Quando si parla invece dei brevetti si potrebbe restare negativamente colpiti dalla percentuale di donne presenti nelle scoperte della Spagna: appena il 15,8%. Un dato che diventa tuttavia particolarmente positivo, se si considera la situazione negli altri Paesi: 11,1% di donne inventrici in Francia, 8,8% in Italia, 7,6%in Gran Bretagna, 6,3% in Svezia e addirittura solo il 4,6% in Germania.
“Lo studio aveva l’obiettivo di mettere a punto una metodologia di analisi – sottolineano Fulvio Naldi e Ilaria Vannini Parenti, autori della ricerca – che la Commissione intende ora estendere agli altri Paesi dell’Unione Europea e a un periodo di almeno 5 anni per poter valutare l’evoluzione nel tempo. Per capire meglio quanta strada occorra ancora percorrere per dare alle donne il ruolo che meritano, sarà necessario incrociare questi dati con altri indicatori socio economici e, soprattutto, col numero di uomini e donne impegnati nei vari settori della ricerca e sviluppo”.

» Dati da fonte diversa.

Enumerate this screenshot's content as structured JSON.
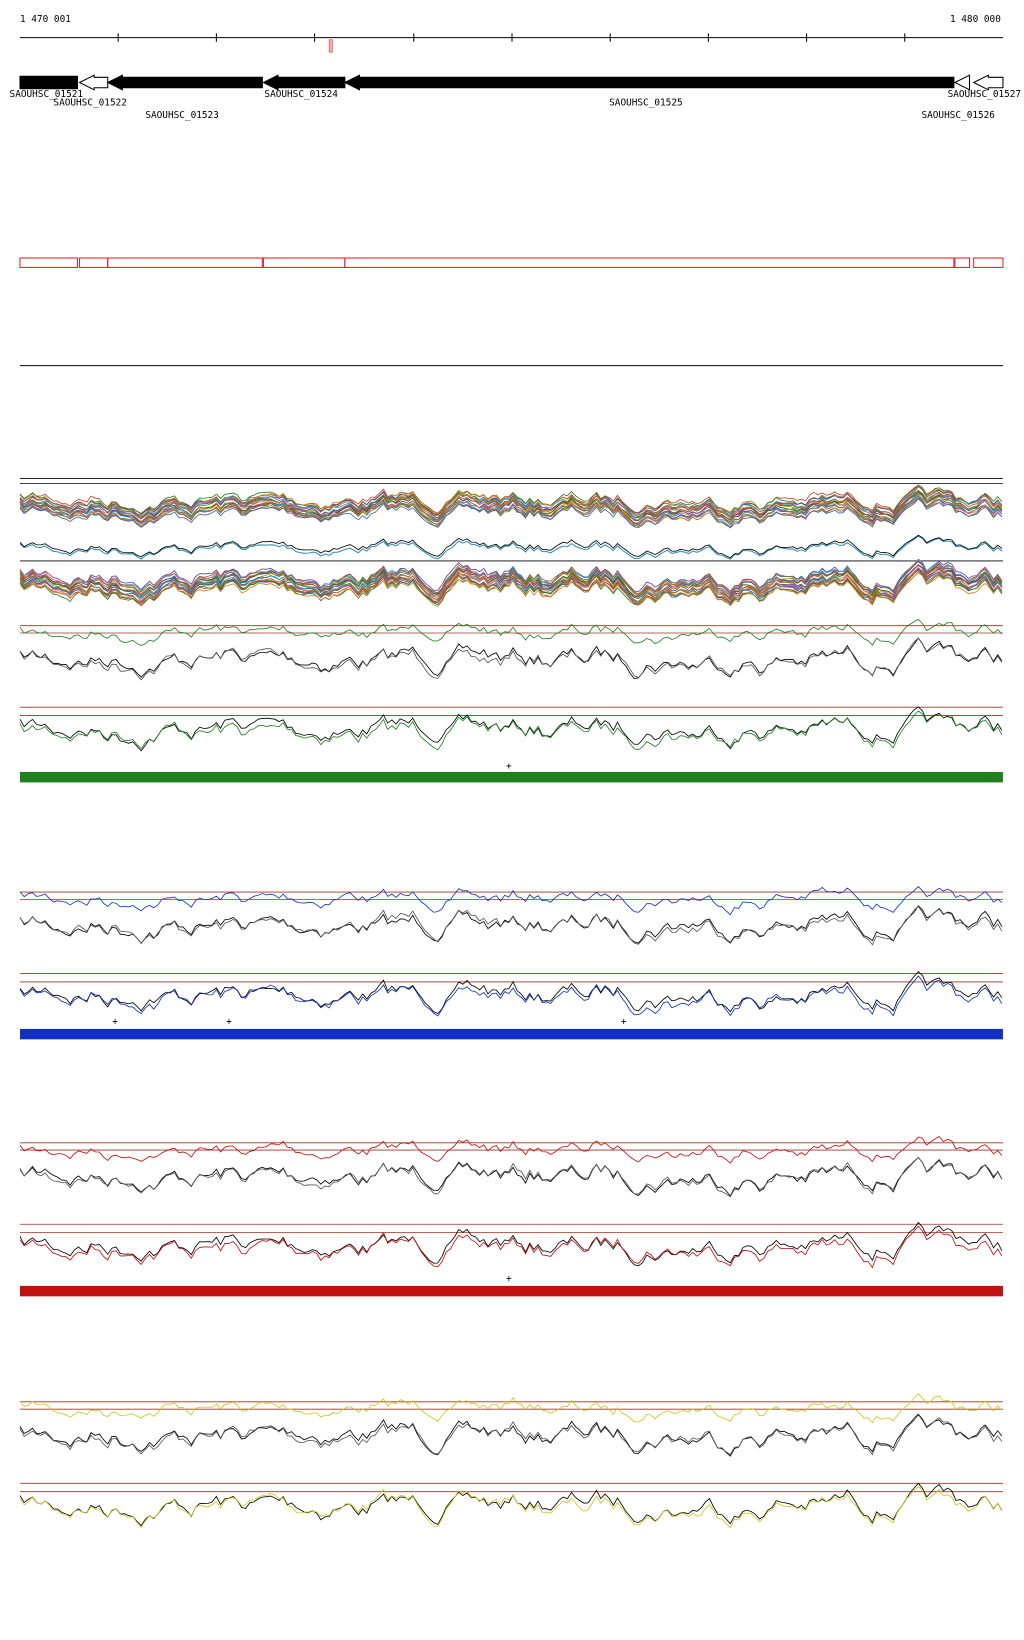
{
  "ruler": {
    "start_label": "1 470 001",
    "end_label": "1 480 000"
  },
  "genes": [
    "SAOUHSC_01521",
    "SAOUHSC_01522",
    "SAOUHSC_01523",
    "SAOUHSC_01524",
    "SAOUHSC_01525",
    "SAOUHSC_01526",
    "SAOUHSC_01527"
  ],
  "strand_markers": [
    "+",
    "+",
    "+",
    "+",
    "+"
  ]
}
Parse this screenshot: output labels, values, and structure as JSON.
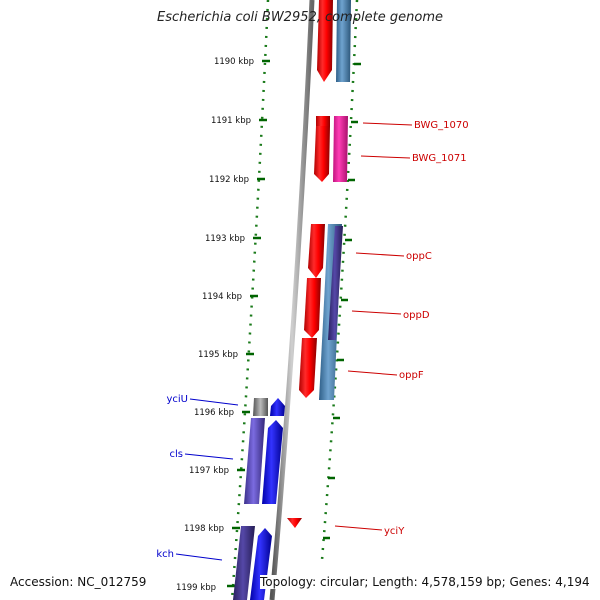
{
  "title": "Escherichia coli BW2952, complete genome",
  "footer": {
    "accession": "Accession: NC_012759",
    "topology": "Topology: circular; Length: 4,578,159 bp; Genes: 4,194"
  },
  "colors": {
    "forward_gene": "#ff0000",
    "forward_cds": "#ff2aa8",
    "forward_cds_alt": "#4682b4",
    "reverse_gene": "#0000ff",
    "reverse_cds": "#6a5acd",
    "tick": "#006400",
    "backbone": "#808080",
    "label_forward": "#cc0000",
    "label_reverse": "#0000cc"
  },
  "ticks": [
    "1190 kbp",
    "1191 kbp",
    "1192 kbp",
    "1193 kbp",
    "1194 kbp",
    "1195 kbp",
    "1196 kbp",
    "1197 kbp",
    "1198 kbp",
    "1199 kbp"
  ],
  "genes": [
    {
      "name": "BWG_1070",
      "strand": "forward"
    },
    {
      "name": "BWG_1071",
      "strand": "forward"
    },
    {
      "name": "oppC",
      "strand": "forward"
    },
    {
      "name": "oppD",
      "strand": "forward"
    },
    {
      "name": "oppF",
      "strand": "forward"
    },
    {
      "name": "yciU",
      "strand": "reverse"
    },
    {
      "name": "cls",
      "strand": "reverse"
    },
    {
      "name": "yciY",
      "strand": "forward"
    },
    {
      "name": "kch",
      "strand": "reverse"
    }
  ]
}
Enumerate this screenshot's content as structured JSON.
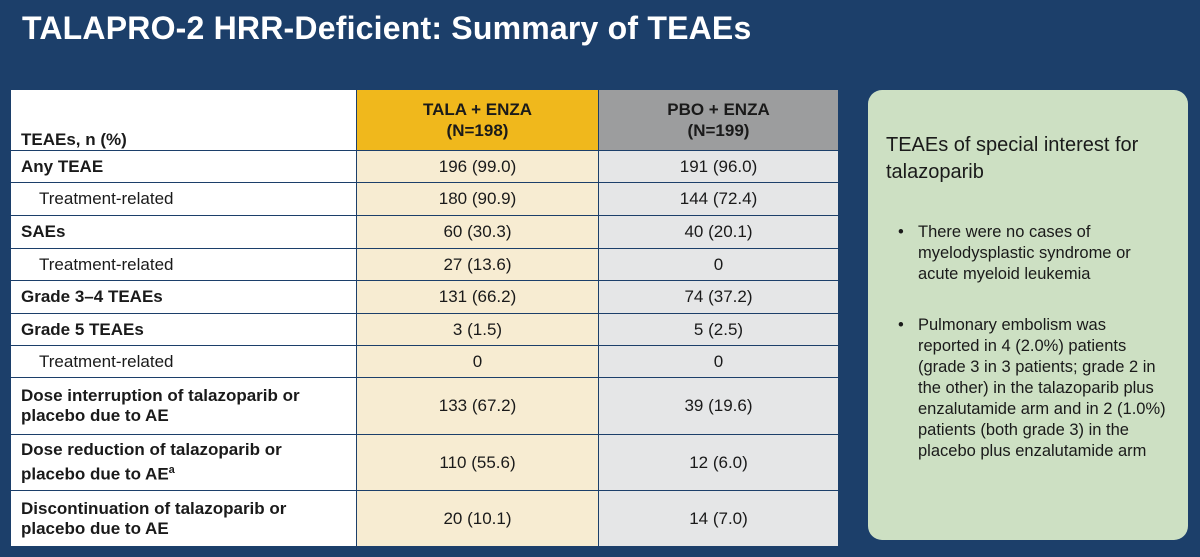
{
  "title": "TALAPRO-2 HRR-Deficient: Summary of TEAEs",
  "table": {
    "header": {
      "label": "TEAEs, n (%)",
      "tala_line1": "TALA + ENZA",
      "tala_line2": "(N=198)",
      "pbo_line1": "PBO + ENZA",
      "pbo_line2": "(N=199)"
    },
    "rows": [
      {
        "line1": "Any TEAE",
        "line2": "",
        "tala": "196 (99.0)",
        "pbo": "191 (96.0)"
      },
      {
        "line1": "Treatment-related",
        "line2": "",
        "tala": "180 (90.9)",
        "pbo": "144 (72.4)"
      },
      {
        "line1": "SAEs",
        "line2": "",
        "tala": "60 (30.3)",
        "pbo": "40 (20.1)"
      },
      {
        "line1": "Treatment-related",
        "line2": "",
        "tala": "27 (13.6)",
        "pbo": "0"
      },
      {
        "line1": "Grade 3–4 TEAEs",
        "line2": "",
        "tala": "131 (66.2)",
        "pbo": "74 (37.2)"
      },
      {
        "line1": "Grade 5 TEAEs",
        "line2": "",
        "tala": "3 (1.5)",
        "pbo": "5 (2.5)"
      },
      {
        "line1": "Treatment-related",
        "line2": "",
        "tala": "0",
        "pbo": "0"
      },
      {
        "line1": "Dose interruption of talazoparib or",
        "line2": "placebo due to AE",
        "tala": "133 (67.2)",
        "pbo": "39 (19.6)"
      },
      {
        "line1": "Dose reduction of talazoparib or",
        "line2": "placebo due to AE",
        "sup": "a",
        "tala": "110 (55.6)",
        "pbo": "12 (6.0)"
      },
      {
        "line1": "Discontinuation of talazoparib or",
        "line2": "placebo due to AE",
        "tala": "20 (10.1)",
        "pbo": "14 (7.0)"
      }
    ]
  },
  "panel": {
    "title": "TEAEs of special interest for talazoparib",
    "bullet_char": "•",
    "bullets": [
      "There were no cases of myelodysplastic syndrome or acute myeloid leukemia",
      "Pulmonary embolism was reported in 4 (2.0%) patients (grade 3 in 3 patients; grade 2 in the other) in the talazoparib plus enzalutamide arm and in 2 (1.0%) patients (both grade 3) in the placebo plus enzalutamide arm"
    ]
  },
  "colors": {
    "background": "#1c3f6a",
    "tala_header": "#f0b81c",
    "tala_cells": "#f7ecd2",
    "pbo_header": "#9c9d9e",
    "pbo_cells": "#e5e6e7",
    "panel": "#cde0c3"
  }
}
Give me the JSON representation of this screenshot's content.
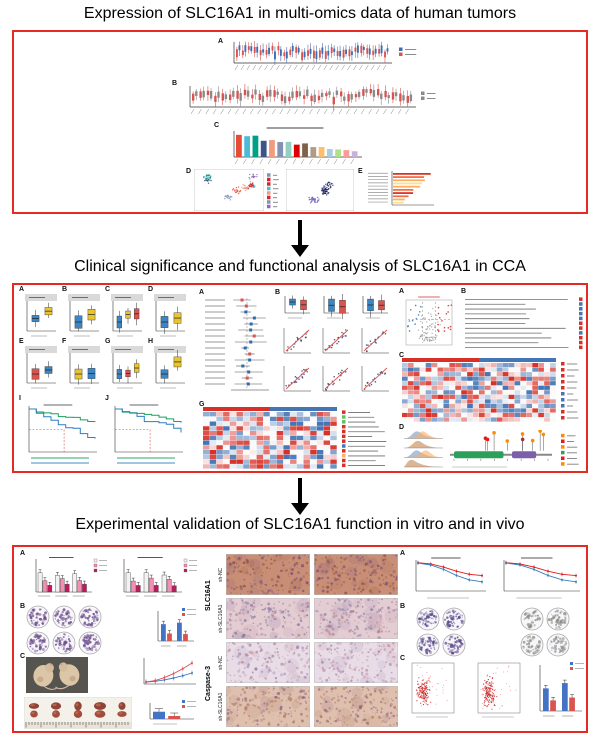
{
  "sections": [
    {
      "title": "Expression of SLC16A1 in multi-omics data of human tumors"
    },
    {
      "title": "Clinical significance and functional analysis of SLC16A1 in CCA"
    },
    {
      "title": "Experimental validation of SLC16A1 function in vitro and in vivo"
    }
  ],
  "letters": {
    "A": "A",
    "B": "B",
    "C": "C",
    "D": "D",
    "E": "E",
    "F": "F",
    "G": "G",
    "H": "H",
    "I": "I",
    "J": "J"
  },
  "ihc": {
    "groups": [
      "SLC16A1",
      "Caspase-3"
    ],
    "rows": [
      "sh-NC",
      "sh-SLC16A1",
      "sh-NC",
      "sh-SLC16A1"
    ]
  },
  "colors": {
    "box_border": "#e32a23",
    "arrow": "#000000",
    "tumor_red": "#d9534f",
    "normal_blue": "#3a6fb5",
    "box_blue": "#3b86c4",
    "box_yellow": "#e8c431",
    "km_green": "#18a05c",
    "km_blue": "#2d7fc1",
    "heat_red": "#d73027",
    "heat_blue": "#4575b4",
    "bar_pink": "#f48fb1",
    "bar_magenta": "#c2185b",
    "colony_purple": "#6a4b8a",
    "colony_gray": "#8a8f84",
    "flow_red": "#d92525"
  }
}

In certe discipline – come ad esempio le biotecnologie (20,8%) o la Farmaceutica e Cosmesi (19,6%) – il sesso femminile vede aumentare considerevolmente la propria presenza nel campo dei brevetti, ma il divario dagli uomini resta ancora troppo grande: “Il dato che più ci ha meravigliato – osservano Fulvio Naldi e Ilaria Vannini Parenti – è che nei Paesi latini, considerati di solito i più “maschilisti”, la partecipazione femminile è molto più alta che nei Paesi del nord e centro Europa. E questo si verifica sia nel campo scientifico sia in quello dell’innovazione tecnologica”.